Accounting for employee benefits: Revisions to discount rate assumption

Accounting standards require that corporations report in their financial statements the cost and value of their employee benefit programs, including pension plans, based on discount rates that reflect current yields on high quality corporate bonds. But this presents a challenge in the Canadian market since there are very few long-term bonds in that category.

CIA approach (Fiera Capital)

In September 2011, the Canadian Institute of Actuaries (“CIA”) published the Educational Note Accounting Discount Rate Assumption for Pension and Post-employment Benefit Plans, in which an approach was proposed by the Task Force on Pension and Post-retirement Benefit Accounting Discount Rates (“Task Force”) to help plan sponsors select an appropriate discount rate to value their benefit plan liabilities in their financial statements. In addition, the CIA retained the services of Fiera Capital to produce the monthly discount rate curve. Due to the scarcity of high quality Canadian corporate bonds (rated AA) with maturities beyond 10 years, the approach used provincial bonds (adjusted for credit spread) to extrapolate the long end of the yield curve.

Since then, the number of high quality corporate bonds with maturities beyond 10 years has decreased to only two (mainly due to bond rating downgrades and no new issuance of long-term bonds), bringing the CIA approach into question. As a result, the members of the Task Force met again in early 2016 to explore ways to adapt the approach to the current bond market conditions. In October 2016, the Task Force presented its new proposed approach to the actuarial community. The following month, the Task Force confirmed the proposed approach would be in effect starting November 30, 2016.
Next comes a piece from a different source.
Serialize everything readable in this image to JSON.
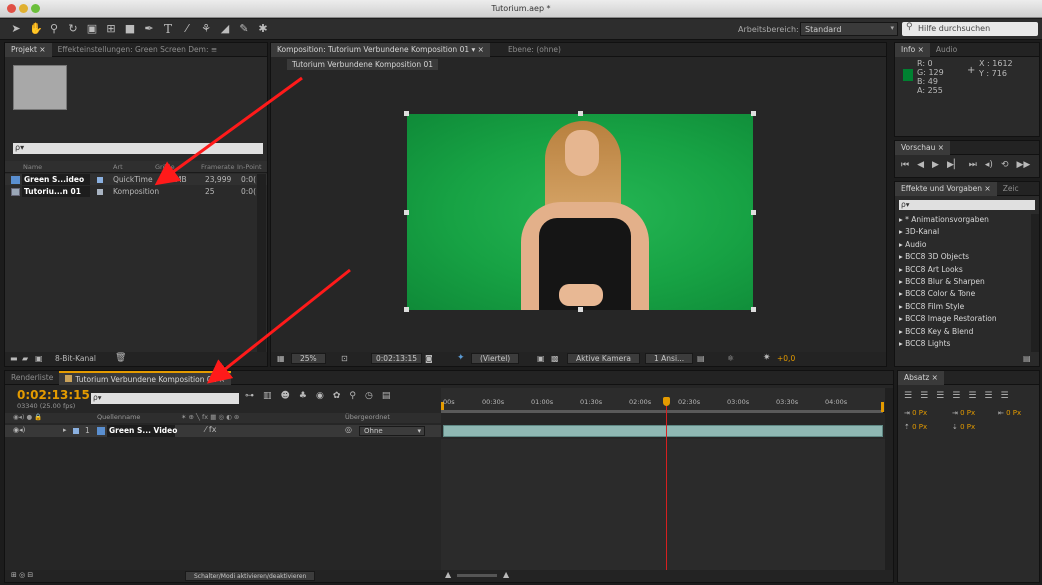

The revised approach still uses provincial bonds to extrapolate the long end of the yield curve, but the credit spread adjustment is now based on the ratio of average yield spreads of corporate bonds (rated AA) and provincial bonds over the Canada bond yields. The discount rates resulting from the new yield curve are very similar to those of the previous approach.

Morneau Shepell’s approach

Following the announcement of the revised approach by the CIA Task Force, Morneau Shepell updated its own discount rate methodology as well, in effect starting on December 31, 2016. The revised methodology uses provincial bonds as well as corporate bonds rated A to extrapolate the long end of the yield curve. As with the CIA revised approach, ratios of average spreads are used to determine the credit spread adjustments to provincial and corporate bonds.

As a result, the discount rates from the updated Morneau Shepell methodology have increased slightly (compared to the previous methodology), but are very close to those from the revised CIA approach.

The following table summarizes the differences between the approaches:



The revised approaches will be less dependent on the breadth of the Canadian high quality corporate bond market, even if the number of bond issues were to decrease even further. It is important to note that auditors generally consider such revisions as changes in accounting estimates (as opposed to changes in accounting policies), so there should be no need to restate prior financial statements to reflect the revised discount rate estimate.